Le seul reproche qui peut être fait à Pyrit découle de cette constatation. Contrairement à ce qu’on veut nous faire croire, la technologie apparaît ici plus illustrative que dominatrice. Elle n’est jamais en position de s’émanciper et est presque toujours trop sage pour qu’on équilibre des pouvoirs s’installe. Control II ressemble à un canal plutôt qu’à un torrent de montagne. Tout y est droit et tenu en laisse. Le lumineux Styx a fait disparaître l’homme mais n’en est pas moins organisé et structuré par sa raison et son cartésianisme.
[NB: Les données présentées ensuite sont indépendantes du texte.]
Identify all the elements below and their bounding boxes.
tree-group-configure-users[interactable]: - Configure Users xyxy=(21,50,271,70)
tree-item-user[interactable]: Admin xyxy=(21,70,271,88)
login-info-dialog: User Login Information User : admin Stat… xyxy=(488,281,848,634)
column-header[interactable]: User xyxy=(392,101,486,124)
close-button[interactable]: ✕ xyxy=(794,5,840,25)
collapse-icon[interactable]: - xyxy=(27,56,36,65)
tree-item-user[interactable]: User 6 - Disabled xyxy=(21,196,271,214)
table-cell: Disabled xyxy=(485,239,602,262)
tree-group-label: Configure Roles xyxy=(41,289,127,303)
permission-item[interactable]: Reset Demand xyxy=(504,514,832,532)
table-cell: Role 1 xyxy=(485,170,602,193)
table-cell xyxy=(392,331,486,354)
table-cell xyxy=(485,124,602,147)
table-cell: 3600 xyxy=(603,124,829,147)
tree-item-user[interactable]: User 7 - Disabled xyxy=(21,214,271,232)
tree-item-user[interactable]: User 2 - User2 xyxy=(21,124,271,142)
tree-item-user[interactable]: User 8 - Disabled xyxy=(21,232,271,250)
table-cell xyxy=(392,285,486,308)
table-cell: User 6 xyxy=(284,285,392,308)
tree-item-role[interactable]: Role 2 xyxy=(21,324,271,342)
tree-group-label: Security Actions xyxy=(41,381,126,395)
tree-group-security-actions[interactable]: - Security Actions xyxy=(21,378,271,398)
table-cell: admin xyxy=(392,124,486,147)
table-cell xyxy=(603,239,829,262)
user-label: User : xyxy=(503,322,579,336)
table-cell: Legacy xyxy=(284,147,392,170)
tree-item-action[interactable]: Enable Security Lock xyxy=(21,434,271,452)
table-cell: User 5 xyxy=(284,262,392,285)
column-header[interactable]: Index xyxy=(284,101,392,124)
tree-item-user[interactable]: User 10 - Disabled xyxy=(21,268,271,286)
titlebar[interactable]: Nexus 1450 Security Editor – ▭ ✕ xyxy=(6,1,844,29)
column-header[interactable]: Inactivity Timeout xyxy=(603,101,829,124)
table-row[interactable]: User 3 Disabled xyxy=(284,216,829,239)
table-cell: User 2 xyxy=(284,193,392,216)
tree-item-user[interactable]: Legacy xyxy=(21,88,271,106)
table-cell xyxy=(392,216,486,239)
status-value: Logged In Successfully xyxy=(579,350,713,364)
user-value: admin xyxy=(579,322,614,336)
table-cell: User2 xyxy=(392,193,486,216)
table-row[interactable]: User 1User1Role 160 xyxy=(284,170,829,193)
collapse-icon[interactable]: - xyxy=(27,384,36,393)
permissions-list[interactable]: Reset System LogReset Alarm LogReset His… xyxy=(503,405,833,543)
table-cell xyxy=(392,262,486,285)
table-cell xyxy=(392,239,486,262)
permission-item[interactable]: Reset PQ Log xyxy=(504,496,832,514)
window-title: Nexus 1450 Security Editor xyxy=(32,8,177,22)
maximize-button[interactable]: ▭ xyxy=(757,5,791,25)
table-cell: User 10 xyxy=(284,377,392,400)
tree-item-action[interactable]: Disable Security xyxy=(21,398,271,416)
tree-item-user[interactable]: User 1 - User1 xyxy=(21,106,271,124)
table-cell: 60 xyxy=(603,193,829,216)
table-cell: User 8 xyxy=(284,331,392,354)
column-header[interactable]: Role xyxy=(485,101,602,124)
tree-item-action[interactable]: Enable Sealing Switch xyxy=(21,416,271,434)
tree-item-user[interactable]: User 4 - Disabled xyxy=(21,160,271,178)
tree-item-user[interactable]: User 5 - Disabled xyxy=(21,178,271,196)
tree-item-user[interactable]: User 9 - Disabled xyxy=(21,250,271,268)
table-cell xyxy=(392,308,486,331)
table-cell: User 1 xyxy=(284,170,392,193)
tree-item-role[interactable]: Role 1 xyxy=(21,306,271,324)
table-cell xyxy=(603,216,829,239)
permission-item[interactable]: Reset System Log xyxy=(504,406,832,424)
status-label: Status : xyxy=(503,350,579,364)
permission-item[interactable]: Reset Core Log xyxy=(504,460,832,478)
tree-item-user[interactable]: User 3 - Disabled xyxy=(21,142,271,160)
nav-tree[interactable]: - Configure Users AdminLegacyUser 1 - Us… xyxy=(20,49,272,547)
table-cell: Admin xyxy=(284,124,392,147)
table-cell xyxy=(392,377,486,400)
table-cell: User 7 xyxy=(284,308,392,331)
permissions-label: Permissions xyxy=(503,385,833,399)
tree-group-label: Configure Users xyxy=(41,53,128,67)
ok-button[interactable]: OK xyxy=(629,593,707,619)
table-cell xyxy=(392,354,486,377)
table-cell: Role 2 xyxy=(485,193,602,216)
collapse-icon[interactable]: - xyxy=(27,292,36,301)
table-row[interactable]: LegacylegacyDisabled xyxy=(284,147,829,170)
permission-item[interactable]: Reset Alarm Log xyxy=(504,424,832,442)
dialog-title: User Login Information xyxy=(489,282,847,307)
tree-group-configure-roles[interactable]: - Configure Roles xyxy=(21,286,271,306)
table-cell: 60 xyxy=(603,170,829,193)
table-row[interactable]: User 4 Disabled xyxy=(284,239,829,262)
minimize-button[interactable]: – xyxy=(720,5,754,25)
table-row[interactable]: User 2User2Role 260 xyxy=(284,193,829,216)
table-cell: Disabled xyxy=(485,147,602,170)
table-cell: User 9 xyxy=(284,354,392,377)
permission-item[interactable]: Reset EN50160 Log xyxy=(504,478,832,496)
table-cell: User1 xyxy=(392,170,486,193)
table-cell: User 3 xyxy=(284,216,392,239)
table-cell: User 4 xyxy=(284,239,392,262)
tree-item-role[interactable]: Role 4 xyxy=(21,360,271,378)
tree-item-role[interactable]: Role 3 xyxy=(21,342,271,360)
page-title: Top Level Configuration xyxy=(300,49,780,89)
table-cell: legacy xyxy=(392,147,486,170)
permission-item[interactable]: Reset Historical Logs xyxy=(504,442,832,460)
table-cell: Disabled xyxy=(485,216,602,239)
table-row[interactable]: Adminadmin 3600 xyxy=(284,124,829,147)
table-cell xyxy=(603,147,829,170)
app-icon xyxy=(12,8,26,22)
Ces deux-là sont-ils l’apanage de l’homme ou de la machine ? Qui, des deux, est le robot véritable ? Styx déploie ses 11 minutes comme l’aube envahit le ciel. Pyrit semble avancer l’idée selon laquelle tout ne serait finalement que lumière : la chair, les beats, pixels, juste réduits à des particules élémentaires. Ce Styx est une forme de reboot somptueux où l’on débouche et renaît à la fois.
Control est un album formaliste remarquable, un album qui interroge plus qu’il ne divertit finalement, un album qui plane au-dessus de la mêlée. On pense au space rock des années 70 qui était souvent dépassé par ses ambitions. Cette musique est-elle un mirage, une projection futuriste ou juste un trompe l’œil peint à la surface des choses ? C’est en tout cas un tableau passionnant pour l’oreille et l’œil où il y a tant à lire. On reprendrait bien un peu de William Gibson avec le café.